Nouvelle vision économique, nouvelle perception politique, nouvelle conception du développement, nouvelle approche de la justice sociale et même nouvelle manière de gérer les affaires sportives. Tous les sujets étaient présents sur les plateaux télé, sous la plume des journalistes et même dans les discussions privées ou semi-privées entre intellectuels et autres franges du peuple tunisien. Le parent pauvre de cette révolution était, hélas, le volet éthique. Peu de gens ont constaté le déficit éthique de la société «faite» par le régime Ben Ali, notamment par ses choix dans les domaines de l’enseignement et de la communication médiatique.

Depuis des années déjà, l’un des sports préférés de bon nombre de nos concitoyens était de se calomnier les uns les autres. Facebook, pourtant un des outils forts de la révolution, est le théâtre d’une panoplie d’insultes, d’accusations et d’injures que se portaient les Tunisiens les uns aux autres bien avant la révolution du 14 Janvier.

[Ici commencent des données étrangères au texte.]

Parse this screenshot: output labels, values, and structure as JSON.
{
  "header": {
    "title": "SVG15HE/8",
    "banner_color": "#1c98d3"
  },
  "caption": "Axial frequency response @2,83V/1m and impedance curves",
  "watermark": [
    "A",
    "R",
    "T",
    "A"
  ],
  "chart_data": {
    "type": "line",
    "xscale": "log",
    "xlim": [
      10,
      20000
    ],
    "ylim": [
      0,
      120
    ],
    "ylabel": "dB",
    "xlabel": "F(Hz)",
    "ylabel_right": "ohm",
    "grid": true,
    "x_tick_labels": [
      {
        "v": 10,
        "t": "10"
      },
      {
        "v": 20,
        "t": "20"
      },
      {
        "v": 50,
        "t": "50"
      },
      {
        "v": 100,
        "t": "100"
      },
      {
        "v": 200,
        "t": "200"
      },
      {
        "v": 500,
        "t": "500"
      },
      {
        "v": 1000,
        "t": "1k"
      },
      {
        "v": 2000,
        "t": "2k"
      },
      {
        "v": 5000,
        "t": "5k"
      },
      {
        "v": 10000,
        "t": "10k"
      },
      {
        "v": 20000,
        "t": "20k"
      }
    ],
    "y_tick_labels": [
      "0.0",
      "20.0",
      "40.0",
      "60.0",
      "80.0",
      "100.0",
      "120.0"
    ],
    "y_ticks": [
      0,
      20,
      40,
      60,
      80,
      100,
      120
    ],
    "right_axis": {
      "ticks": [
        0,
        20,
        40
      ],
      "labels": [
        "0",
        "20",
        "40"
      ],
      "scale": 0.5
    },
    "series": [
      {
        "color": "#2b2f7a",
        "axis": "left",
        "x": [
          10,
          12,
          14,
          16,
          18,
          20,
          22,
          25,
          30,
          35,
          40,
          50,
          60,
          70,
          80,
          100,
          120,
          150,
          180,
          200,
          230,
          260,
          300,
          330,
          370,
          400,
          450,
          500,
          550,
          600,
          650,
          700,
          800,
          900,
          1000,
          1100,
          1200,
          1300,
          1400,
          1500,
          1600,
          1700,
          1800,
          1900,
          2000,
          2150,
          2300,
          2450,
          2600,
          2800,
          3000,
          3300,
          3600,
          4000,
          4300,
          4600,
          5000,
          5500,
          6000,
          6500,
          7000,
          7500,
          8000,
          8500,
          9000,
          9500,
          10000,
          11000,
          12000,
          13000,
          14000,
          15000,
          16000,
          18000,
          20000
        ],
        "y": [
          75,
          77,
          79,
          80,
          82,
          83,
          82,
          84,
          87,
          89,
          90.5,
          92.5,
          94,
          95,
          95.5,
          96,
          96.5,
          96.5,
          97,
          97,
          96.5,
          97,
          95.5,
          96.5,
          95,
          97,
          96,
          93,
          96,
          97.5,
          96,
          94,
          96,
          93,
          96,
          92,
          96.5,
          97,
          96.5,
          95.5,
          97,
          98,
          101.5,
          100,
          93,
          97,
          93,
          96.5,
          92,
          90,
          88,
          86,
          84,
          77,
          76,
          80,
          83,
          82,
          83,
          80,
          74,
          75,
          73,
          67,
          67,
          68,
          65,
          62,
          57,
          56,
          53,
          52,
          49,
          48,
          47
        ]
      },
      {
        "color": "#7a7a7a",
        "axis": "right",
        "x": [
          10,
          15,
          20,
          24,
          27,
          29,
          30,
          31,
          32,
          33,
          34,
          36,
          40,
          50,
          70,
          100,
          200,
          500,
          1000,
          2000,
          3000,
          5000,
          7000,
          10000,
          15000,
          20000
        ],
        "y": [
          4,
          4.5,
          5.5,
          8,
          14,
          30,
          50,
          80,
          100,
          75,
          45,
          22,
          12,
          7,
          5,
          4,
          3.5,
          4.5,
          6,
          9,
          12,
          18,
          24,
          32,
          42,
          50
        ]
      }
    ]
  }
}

Et pour quelqu’un qui a un minimum de connaissance en matière de philosophie éthique, il est plus que prévisible que le comportement éthique ne peut s’acquérir du jour au lendemain, même si le jour est un 14 janvier dont l’histoire de la Tunisie se souviendra à jamais. Il serait candide de croire qu’à partir du 15, les Tunisiens deviendraient plus tolérants, plus affables, moins agressifs et moins belliqueux.

Le changement éthique est l’un des plus longs à se mettre en place, mais il faut en premier lieu se rendre compte de sa nécessité. Il est pour le moins désolant de constater que l’une des résultantes de la révolution tunisienne soit des règlements de comptes, des coups bas, des accusations sans fondement et des insultes à tout bout de champ.

S’il est vrai que le régime de Ben Ali a tout fait pour que le concept des droits de l’homme soit juste une propagande menée dans une langue de bois à souhait et destiné à la consommation à l’étranger, s’il est vrai que ce même régime a tout fait pour affaiblir, voire éradiquer, la confiance entre le citoyen et la loi, en instaurant une impudique impunité, s’il est vrai que, sous ce même régime, l’homme était forcément accusé jusqu’à preuve de son innocence, il est désolant que certains Tunisiens se soient à ce point imprégnés d’un régime qui, s’ils ont réussi à le faire tomber, continue à peser, certes inconsciemment, sur les comportements et la conduite de pas mal d’entre eux.
A titre d’exemple, certains Tunisiens qui se sont rués sur les maisons et les palais des membres du régime déchu afin de s’emparer de certaines «richesses» qui, faut-il le rappeler, appartiennent à la communauté, et non aux pilleurs qui habitaient dans le coin et qui se sont octroyé le droit, vu la proximité, de se muer eux-mêmes en voleurs qui volent les voleurs, et qui s’approprient les biens qui ne sont pas les leurs.

Les journaux d’aujourd’hui qui se sont permis parfois de se livrer à des ragots ridicules ressemblent étrangement aux journaux d’hier qui calomniaient les opposants et les insultaient dans un style malveillant. Les facebookers d’aujourd’hui qui fustigent le premier à avoir un avis différent des leurs ressemblent à s’y méprendre aux ex-mercenaires du pouvoir en place qui refusait d’écouter la moindre critique portée à son égard.

Et les divergences intellectuelles entre Tunisiens laïques ou islamistes de devenir une scène d’obscénités, de médisances et d’accusations; et les divergences politiques ou idéologiques de donner lieu à de le fausse propagande, à l’atteinte à la vie privée et même aux menaces à peine cachées; des politiciens tunisiens comme Rached Ghannouchi, Moncef Marzouki, Néjib Chebbi; des intellectuels et artistes tels Salwa Charfi, Nouri Bouzid, Mohamed Talbi et j’en passe, libres d’épouser l’idéologie qu’ils jugent meilleure, se sont vus carrément lynchés verbalement.

Afin de construire notre Tunisie de demain, je pense que le long terme est aussi important que la hâte manifestée par certains de consommer politiquement la liberté révolutionnaire. Et le long terme, le travail de longue haleine qui nous attend tous est celui de réapprendre au Tunisien aspirant à la démocratie le sens profond de la locution «respecter la différence» qu’aucune dictature au monde ne sait conjuguer.